Tom Pauly and the Princeton baseball team challenged the heart of the Harvard lineup on a day when they could more than afford to do so.
Pauly came in and struck out senior Brian Lentz and sophomore Schuyler Mann in the bottom of the eighth after Princeton intentionally walked the bases loaded to end the Crimson’s best chance of escaping yesterday’s doubleheader with a win. Pauly closed out that game, a 2-0 Princeton win, just as he had closed out a 5-1 decision earlier in the afternoon, leaving Harvard (8-15, 3-5 Ivy) winless and befuddled by its collective hitting slump.
Still, with Brown splitting its doubleheader with Columbia yesterday and the entire Red Rolfe Division languishing below the .500 mark, the Crimson’s record is good enough for a three-way tie for the division lead.
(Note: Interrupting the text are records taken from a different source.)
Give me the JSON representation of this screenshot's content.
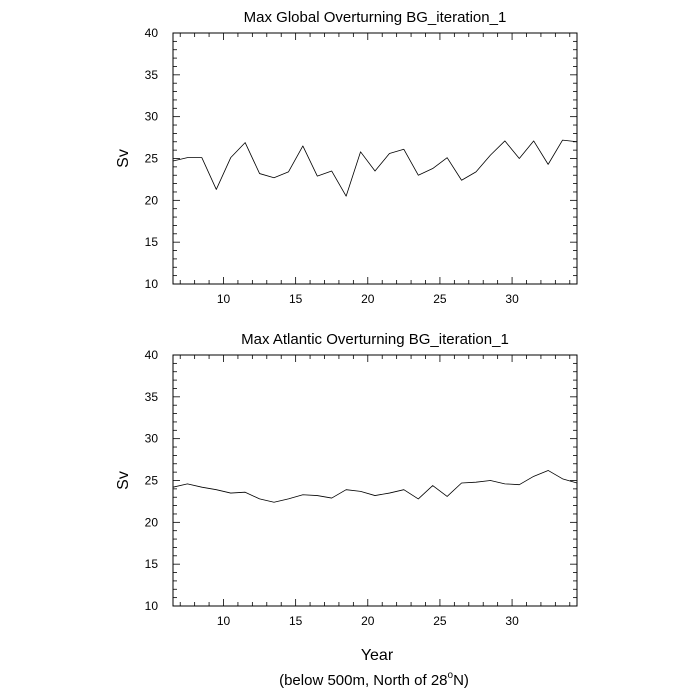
{
  "chart_data": [
    {
      "type": "line",
      "title": "Max Global Overturning BG_iteration_1",
      "xlabel": "",
      "ylabel": "Sv",
      "xlim": [
        6.5,
        34.5
      ],
      "ylim": [
        10,
        40
      ],
      "x_ticks": [
        10,
        15,
        20,
        25,
        30
      ],
      "y_ticks": [
        10,
        15,
        20,
        25,
        30,
        35,
        40
      ],
      "x_tick_labels": [
        "10",
        "15",
        "20",
        "25",
        "30"
      ],
      "y_tick_labels": [
        "10",
        "15",
        "20",
        "25",
        "30",
        "35",
        "40"
      ],
      "grid": false,
      "series": [
        {
          "color": "#000000",
          "x": [
            6.5,
            7.5,
            8.5,
            9.5,
            10.5,
            11.5,
            12.5,
            13.5,
            14.5,
            15.5,
            16.5,
            17.5,
            18.5,
            19.5,
            20.5,
            21.5,
            22.5,
            23.5,
            24.5,
            25.5,
            26.5,
            27.5,
            28.5,
            29.5,
            30.5,
            31.5,
            32.5,
            33.5,
            34.5
          ],
          "values": [
            24.7,
            25.1,
            25.1,
            21.3,
            25.1,
            26.9,
            23.2,
            22.7,
            23.4,
            26.5,
            22.9,
            23.5,
            20.5,
            25.8,
            23.5,
            25.6,
            26.1,
            23.0,
            23.8,
            25.1,
            22.4,
            23.4,
            25.4,
            27.1,
            25.0,
            27.1,
            24.3,
            27.2,
            27.0
          ]
        }
      ]
    },
    {
      "type": "line",
      "title": "Max Atlantic Overturning BG_iteration_1",
      "xlabel": "Year",
      "ylabel": "Sv",
      "xlim": [
        6.5,
        34.5
      ],
      "ylim": [
        10,
        40
      ],
      "x_ticks": [
        10,
        15,
        20,
        25,
        30
      ],
      "y_ticks": [
        10,
        15,
        20,
        25,
        30,
        35,
        40
      ],
      "x_tick_labels": [
        "10",
        "15",
        "20",
        "25",
        "30"
      ],
      "y_tick_labels": [
        "10",
        "15",
        "20",
        "25",
        "30",
        "35",
        "40"
      ],
      "grid": false,
      "series": [
        {
          "color": "#000000",
          "x": [
            6.5,
            7.5,
            8.5,
            9.5,
            10.5,
            11.5,
            12.5,
            13.5,
            14.5,
            15.5,
            16.5,
            17.5,
            18.5,
            19.5,
            20.5,
            21.5,
            22.5,
            23.5,
            24.5,
            25.5,
            26.5,
            27.5,
            28.5,
            29.5,
            30.5,
            31.5,
            32.5,
            33.5,
            34.5
          ],
          "values": [
            24.2,
            24.6,
            24.2,
            23.9,
            23.5,
            23.6,
            22.8,
            22.4,
            22.8,
            23.3,
            23.2,
            22.9,
            23.9,
            23.7,
            23.2,
            23.5,
            23.9,
            22.8,
            24.4,
            23.1,
            24.7,
            24.8,
            25.0,
            24.6,
            24.5,
            25.5,
            26.2,
            25.2,
            24.7
          ]
        }
      ]
    }
  ],
  "footnote": {
    "prefix": "(below 500m, North of 28",
    "superscript": "o",
    "suffix": "N)"
  }
}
Meanwhile, Princeton (14-15, 7-1) increased its lead in the Lou Gehrig Division over Penn.
Princeton and Harvard have played each other for the lion’s share of the Ivy League Championships in the past eight years, but the focus after yesterday’s action was less on rivalry or history than it was on the Crimson’s current futility.
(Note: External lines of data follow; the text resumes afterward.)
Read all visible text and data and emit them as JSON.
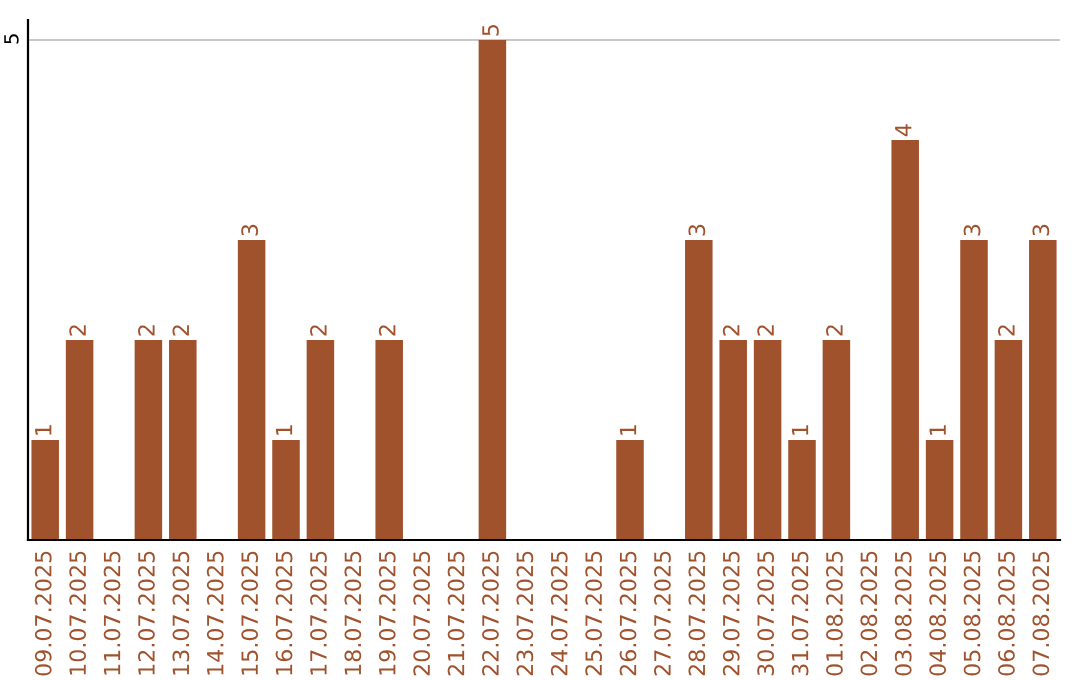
{
  "chart_data": {
    "type": "bar",
    "categories": [
      "09.07.2025",
      "10.07.2025",
      "11.07.2025",
      "12.07.2025",
      "13.07.2025",
      "14.07.2025",
      "15.07.2025",
      "16.07.2025",
      "17.07.2025",
      "18.07.2025",
      "19.07.2025",
      "20.07.2025",
      "21.07.2025",
      "22.07.2025",
      "23.07.2025",
      "24.07.2025",
      "25.07.2025",
      "26.07.2025",
      "27.07.2025",
      "28.07.2025",
      "29.07.2025",
      "30.07.2025",
      "31.07.2025",
      "01.08.2025",
      "02.08.2025",
      "03.08.2025",
      "04.08.2025",
      "05.08.2025",
      "06.08.2025",
      "07.08.2025"
    ],
    "values": [
      1,
      2,
      0,
      2,
      2,
      0,
      3,
      1,
      2,
      0,
      2,
      0,
      0,
      5,
      0,
      0,
      0,
      1,
      0,
      3,
      2,
      2,
      1,
      2,
      0,
      4,
      1,
      3,
      2,
      3
    ],
    "value_labels": [
      "1",
      "2",
      null,
      "2",
      "2",
      null,
      "3",
      "1",
      "2",
      null,
      "2",
      null,
      null,
      "5",
      null,
      null,
      null,
      "1",
      null,
      "3",
      "2",
      "2",
      "1",
      "2",
      null,
      "4",
      "1",
      "3",
      "2",
      "3"
    ],
    "color": "#a0522d",
    "ylim": [
      0,
      5.2
    ],
    "yticks": [
      5
    ],
    "grid": "y",
    "legend": false
  }
}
“Losing to Princeton hurts, but we’re 3-5 in the Ivies now, that hurts in itself,” senior pitcher Kenon Ronz said. “They’re [all] Ivy games.”
In both games, the Crimson struggled to get on base, and Harvard’s No. 3 through 6 hitters went a combined 3-for-25 on the day. Harvard has scored only six runs in its last 46 innings.
“We didn’t get much from seven spots in the lineup today, except for [Zak] Farkes and [Lance] Salsgiver, who battled their tails off to get on base,” Walsh said. “Right now, we’re anemic.”
Weak hitting and poor defense ruined solid outings from senior Kenon Ronz and sophomore Mike Morgalis. Ronz was particularly effective in the second game, striking out nine and allowing one earned run in 8.2 innings, but wound up a hard-luck loser.
Princeton 2, Harvard 0
In the bottom of the eighth, after a one-out single by Salsgiver and a double Farkes smoked to deep right, the Crimson had runners on second and third with junior slugger Trey Hendricks in the on-deck circle. Princeton opted to have Princeton starter Mark Siano (2-1) intentionally walk Hendricks, loading the bases, and face Lentz and Mann head on.
It was a daring challenge, but one made easy for Princeton coach Scott Bradley with Pauly coming in from the bullpen. The righty—last summer’s Cape Cod League postseason MVP—struck out Lentz and Mann on seven straight fastballs. He pitched two more hitless innings to pick up the save.
Lentz and Mann each went down swinging—Lentz on a high checked swing, Mann swinging and missing completely.
“Pauly’s legit,” Walsh said. “If you do not get to the starter by the seventh or eighth innings, then you are in trouble. But Pauly, really, he’s a one-pitch guy. You’ve got to make contact with that fastball.”
No one on the team made contact with a fastball for most of the game, or many other Princeton offerings. Siano held Harvard to three hits in 6.1 innings, and none until a Salsgiver single in the fourth.
By then, Princeton had gotten the only run it would need off of Ronz (1-2), who pitched a spectacular game but watched helplessly as one of his pitches got past Lentz in the top of the fourth with a man on second. The pitch went all the way to the backstop, and Lentz was unable to recover before the runner scored.